Granted, the tin can, servos, and other parts of the robot won’t make it nearly that far, but in principle, as long as there are audio players, Canny could still be updated without special cables or connectors.
Why would the parts you mention not make it 20 years into the future? Tin cans and windings are pretty time-proof if not exposed to the elements..
And 20 isn’t that incredible long.
So if I let it listen to Metallica’s “Master of Puppets” will it go kill my landlord?
Yes, this is a real benefit. I’ve been experimenting with Morse code for this reason but in a different scenario: I have little circuits around the house that need to display data on a screen. So they beep/flash out their info using Morse code. There are Morse code apps for android that can listen/see and display for the circuit. No need to add a display to my circuit (I already have one with me). No Wi-Fi to worry about (sometimes out of range while in my greenhouse), no Bluetooth to connect/configure, no additional circuits necessary other than an led(flash Morse), and/or headphone speaker(tone Morse). There will always be an app Morse code translator on future devices.
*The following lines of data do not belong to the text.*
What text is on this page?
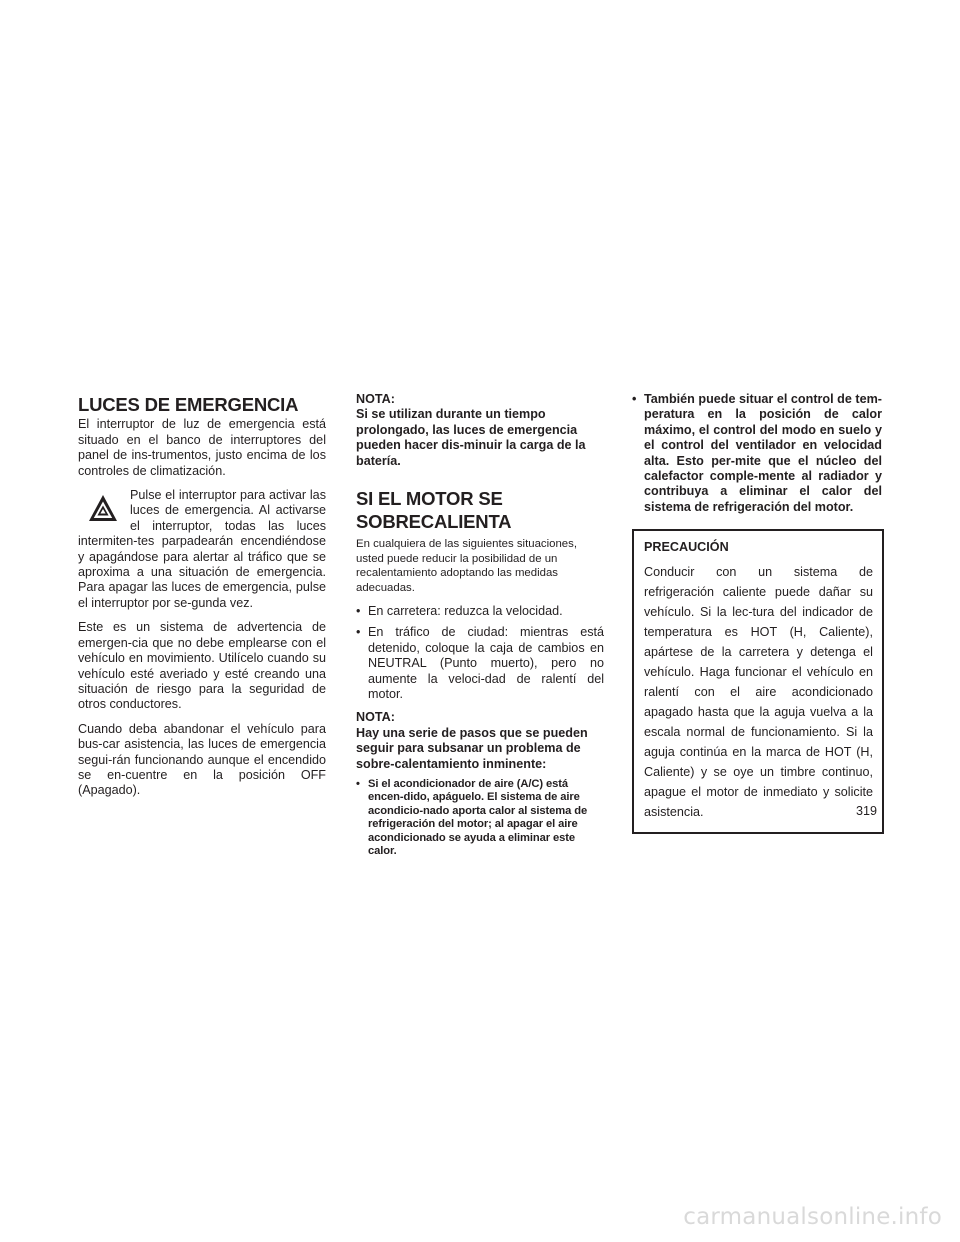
LUCES DE EMERGENCIA

El interruptor de luz de emergencia está situado en el banco de interruptores del panel de ins-trumentos, justo encima de los controles de climatización.

Pulse el interruptor para activar las luces de emergencia. Al activarse el interruptor, todas las luces intermiten-tes parpadearán encendiéndose y apagándose para alertar al tráfico que se aproxima a una situación de emergencia. Para apagar las luces de emergencia, pulse el interruptor por se-gunda vez.

Este es un sistema de advertencia de emergen-cia que no debe emplearse con el vehículo en movimiento. Utilícelo cuando su vehículo esté averiado y esté creando una situación de riesgo para la seguridad de otros conductores.

Cuando deba abandonar el vehículo para bus-car asistencia, las luces de emergencia segui-rán funcionando aunque el encendido se en-cuentre en la posición OFF (Apagado).

NOTA:
Si se utilizan durante un tiempo prolongado, las luces de emergencia pueden hacer dis-minuir la carga de la batería.
SI EL MOTOR SE SOBRECALIENTA

En cualquiera de las siguientes situaciones, usted puede reducir la posibilidad de un recalentamiento adoptando las medidas adecuadas.

• En carretera: reduzca la velocidad.
• En tráfico de ciudad: mientras está detenido, coloque la caja de cambios en NEUTRAL (Punto muerto), pero no aumente la veloci-dad de ralentí del motor.
NOTA:
Hay una serie de pasos que se pueden seguir para subsanar un problema de sobre-calentamiento inminente:
• Si el acondicionador de aire (A/C) está encen-dido, apáguelo. El sistema de aire acondicio-nado aporta calor al sistema de refrigeración del motor; al apagar el aire acondicionado se ayuda a eliminar este calor.
• También puede situar el control de tem-peratura en la posición de calor máximo, el control del modo en suelo y el control del ventilador en velocidad alta. Esto per-mite que el núcleo del calefactor comple-mente al radiador y contribuya a eliminar el calor del sistema de refrigeración del motor.
PRECAUCIÓN

Conducir con un sistema de refrigeración caliente puede dañar su vehículo. Si la lec-tura del indicador de temperatura es HOT (H, Caliente), apártese de la carretera y detenga el vehículo. Haga funcionar el vehículo en ralentí con el aire acondicionado apagado hasta que la aguja vuelva a la escala normal de funcionamiento. Si la aguja continúa en la marca de HOT (H, Caliente) y se oye un timbre continuo, apague el motor de inmediato y solicite asistencia.	319
carmanualsonline.info
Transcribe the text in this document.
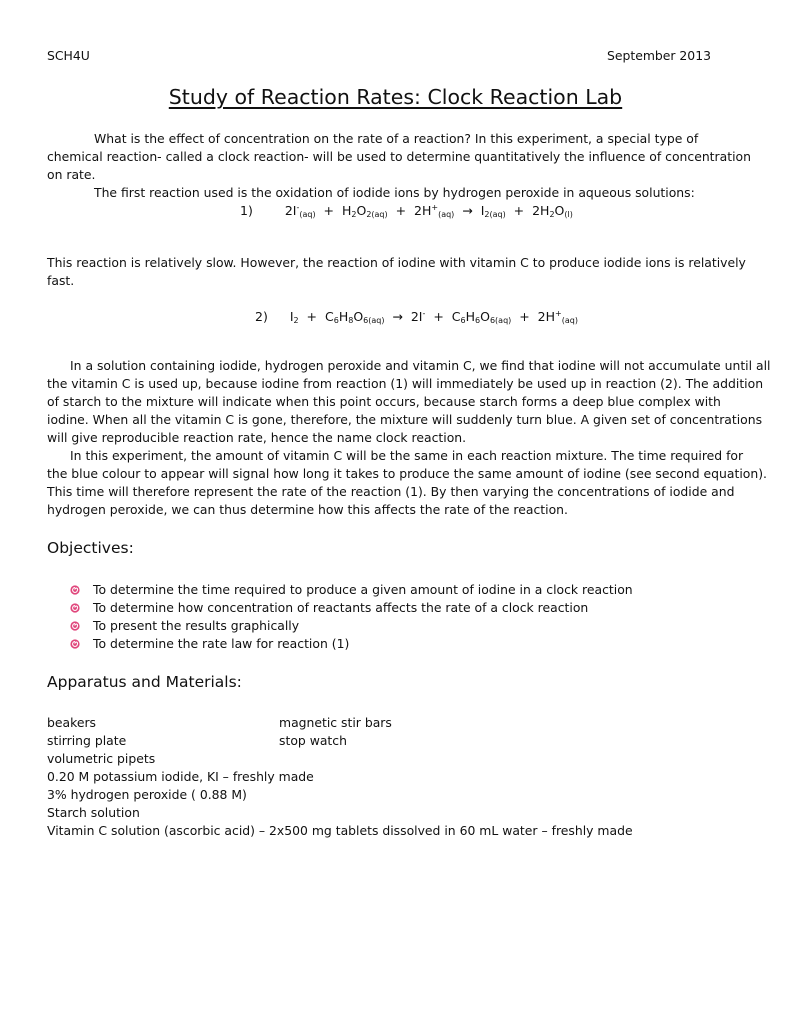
SCH4U	September 2013
Study of Reaction Rates: Clock Reaction Lab
What is the effect of concentration on the rate of a reaction? In this experiment, a special type of
chemical reaction- called a clock reaction- will be used to determine quantitatively the influence of concentration
on rate.
The first reaction used is the oxidation of iodide ions by hydrogen peroxide in aqueous solutions:
1)	$2I^-_{(aq)} + H_2O_{2(aq)} + 2H^+_{(aq)} \to I_{2(aq)} + 2H_2O_{(l)}$
This reaction is relatively slow. However, the reaction of iodine with vitamin C to produce iodide ions is relatively
fast.
2) $I_2 + C_6H_8O_{6(aq)} \to 2I^- + C_6H_6O_{6(aq)} + 2H^+_{(aq)}$
In a solution containing iodide, hydrogen peroxide and vitamin C, we find that iodine will not accumulate until all
the vitamin C is used up, because iodine from reaction (1) will immediately be used up in reaction (2). The addition
of starch to the mixture will indicate when this point occurs, because starch forms a deep blue complex with
iodine. When all the vitamin C is gone, therefore, the mixture will suddenly turn blue. A given set of concentrations
will give reproducible reaction rate, hence the name clock reaction.
In this experiment, the amount of vitamin C will be the same in each reaction mixture. The time required for
the blue colour to appear will signal how long it takes to produce the same amount of iodine (see second equation).
This time will therefore represent the rate of the reaction (1). By then varying the concentrations of iodide and
hydrogen peroxide, we can thus determine how this affects the rate of the reaction.
Objectives:
To determine the time required to produce a given amount of iodine in a clock reaction
To determine how concentration of reactants affects the rate of a clock reaction
To present the results graphically
To determine the rate law for reaction (1)
Apparatus and Materials:
beakers	magnetic stir bars
stirring plate	stop watch
volumetric pipets
0.20 M potassium iodide, KI – freshly made
3% hydrogen peroxide ( 0.88 M)
Starch solution
Vitamin C solution (ascorbic acid) – 2x500 mg tablets dissolved in 60 mL water – freshly made
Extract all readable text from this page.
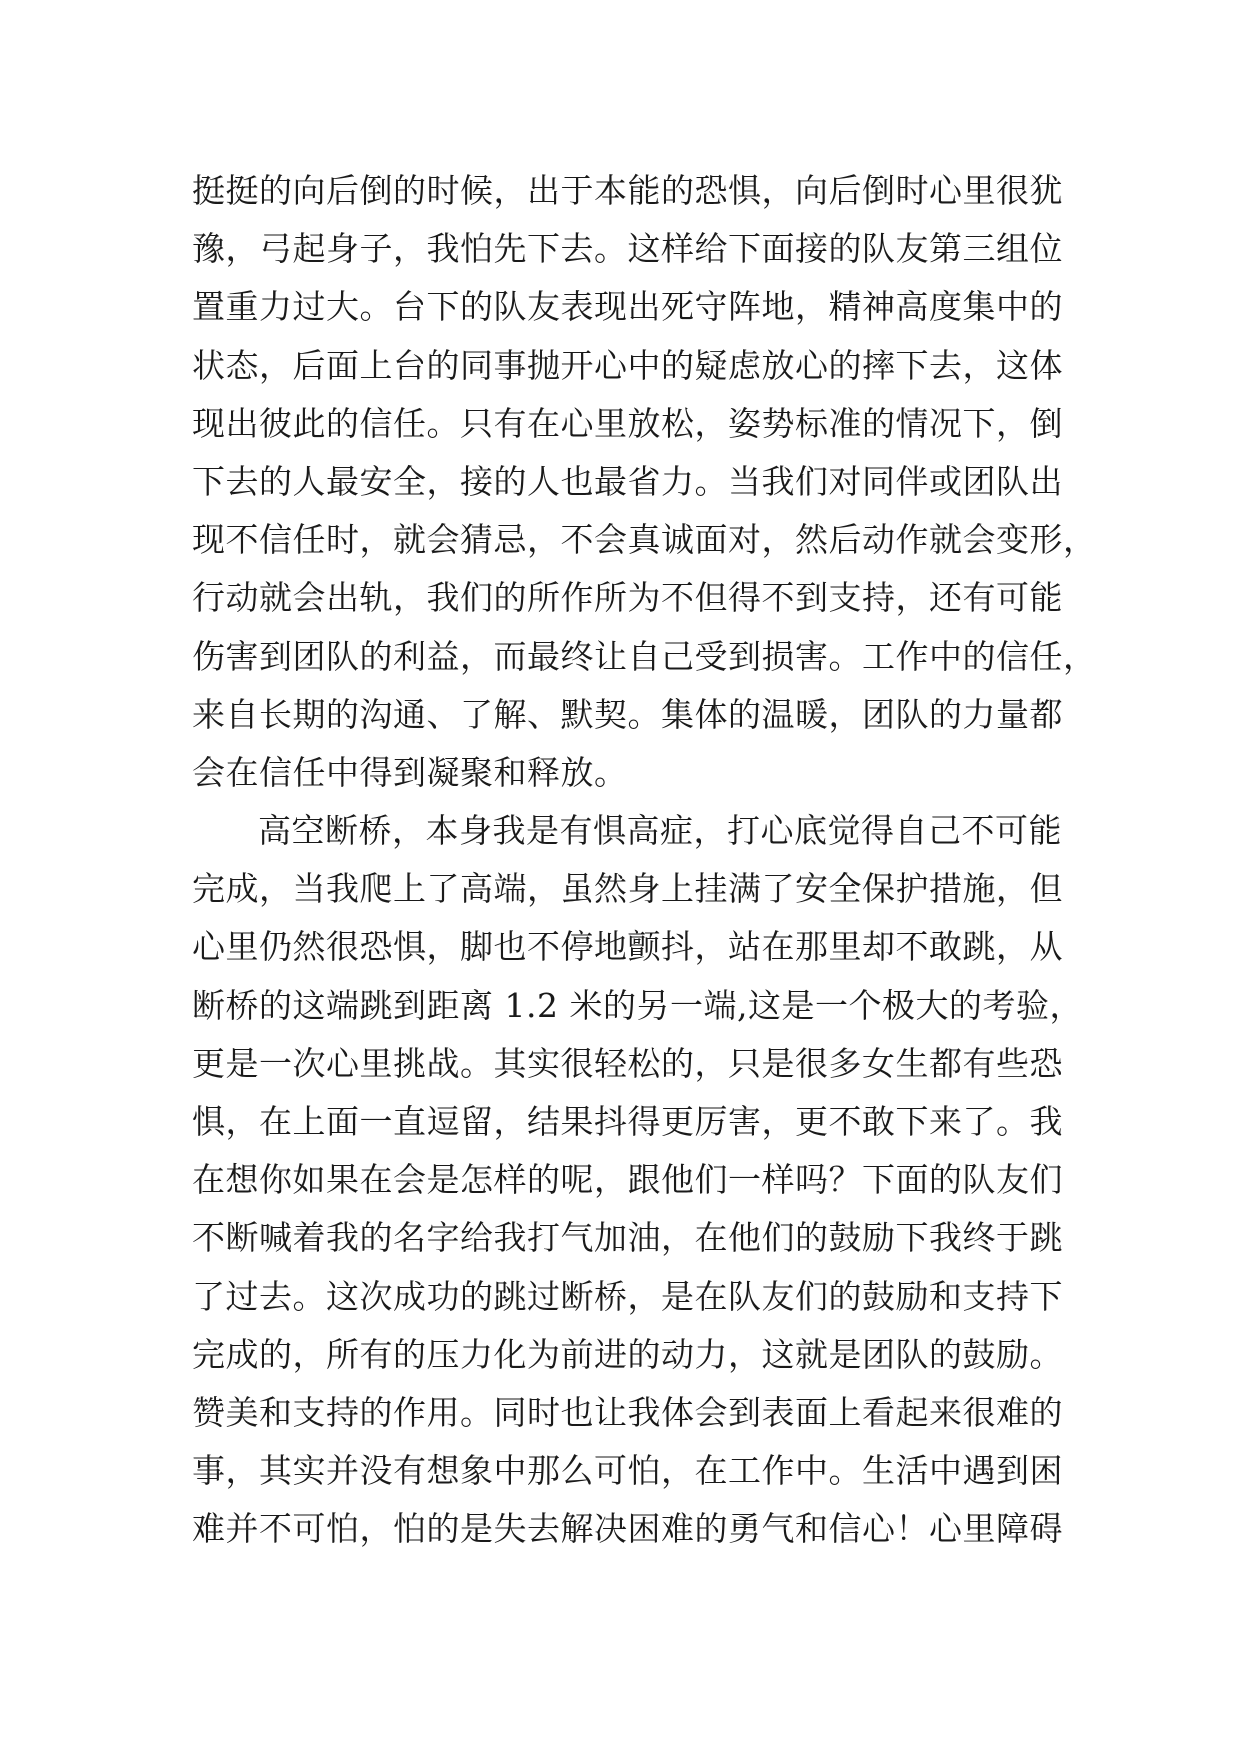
挺挺的向后倒的时候，出于本能的恐惧，向后倒时心里很犹
豫，弓起身子，我怕先下去。这样给下面接的队友第三组位
置重力过大。台下的队友表现出死守阵地，精神高度集中的
状态，后面上台的同事抛开心中的疑虑放心的摔下去，这体
现出彼此的信任。只有在心里放松，姿势标准的情况下，倒
下去的人最安全，接的人也最省力。当我们对同伴或团队出
现不信任时，就会猜忌，不会真诚面对，然后动作就会变形，
行动就会出轨，我们的所作所为不但得不到支持，还有可能
伤害到团队的利益，而最终让自己受到损害。工作中的信任，
来自长期的沟通、了解、默契。集体的温暖，团队的力量都
会在信任中得到凝聚和释放。
高空断桥，本身我是有惧高症，打心底觉得自己不可能
完成，当我爬上了高端，虽然身上挂满了安全保护措施，但
心里仍然很恐惧，脚也不停地颤抖，站在那里却不敢跳，从
断桥的这端跳到距离 1.2 米的另一端,这是一个极大的考验，
更是一次心里挑战。其实很轻松的，只是很多女生都有些恐
惧，在上面一直逗留，结果抖得更厉害，更不敢下来了。我
在想你如果在会是怎样的呢，跟他们一样吗？下面的队友们
不断喊着我的名字给我打气加油，在他们的鼓励下我终于跳
了过去。这次成功的跳过断桥，是在队友们的鼓励和支持下
完成的，所有的压力化为前进的动力，这就是团队的鼓励。
赞美和支持的作用。同时也让我体会到表面上看起来很难的
事，其实并没有想象中那么可怕，在工作中。生活中遇到困
难并不可怕，怕的是失去解决困难的勇气和信心！心里障碍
When you think about it, my circuits that are scattered around the house are like R2D2, and my phone is C3PO.
My daughter has one of those furbies… There is a app for our tablet so she can play games on the tablet and the furby reacts. The app emits a super high frequency (much like the above robot) to communicate with the furby. It drives me crazy b/c Im the only one in the house that can hear it.
I know the pain of being the only one hearing these awful high frequencies. At the same time, I enjoy Alva Noto, which is sometimes full of high frequencies.
“using audio to program seemed like a good candidate.”
Can-didate – hah hah, I got that one.
Not harmonically related? 12345/9876 = 5/4, exactly, which is a pretty close harmonic relationship; they’re the fourth and fifth harmonics of 2467 Hz. Interestingly (if you’re some kind of math nerd), if you take the nine digits 123456789 and divide them into two piles, one increasing and the other decreasing, this is the *most* harmonically related pair you can get. Next closest is 2457 and 98631, the 7th and 281th harmonics of 351 Hz.
281th? Also, if you restrict yourself to frequencies under 22050 (the Nyquist rate for CD audio), second worst is 12348 and 9765, 196th and 155th harmonics of 63 Hz.
LM567 can do up to 100KHz I hear, and more in quickly reducing sensitivity up to 1M!
So this could be done in inaudible frequencies too.
Not sure the headphones would produce such a frequency. Must try : piezo buzzer tuned up to inaudible and canny somewhere in the room. See if it would be able to create such “inaudible” morse.
Indeed, the frequencies are exactly related by 5/4 (but that’s okay in this case).
A lot of modem techniques use frequencies that need to be harmonically distant, but for this particular setup it wasn’t important. Canny’s audio-to-UART converter is really just a very tight bandpass filter (via a PLL/Tone Decoder) centered at the high frequency; the low frequency just needs to be outside the filter enough to fall below the trigger threshold. While silence could be transmitted instead of the low frequency, the rapid change in amplitude seemed to reduce reliability (so I used another fun number instead).
Math nerdiness is always appreciated – thanks for crunching the numbers!
So why not use the DTMF tones? Those can not only be easily generated but even modern phones can send them, so you can call the robot on speakerphone and give commands with the keypad.
I think the 567 was originally designed for use with DTMF (amongst others).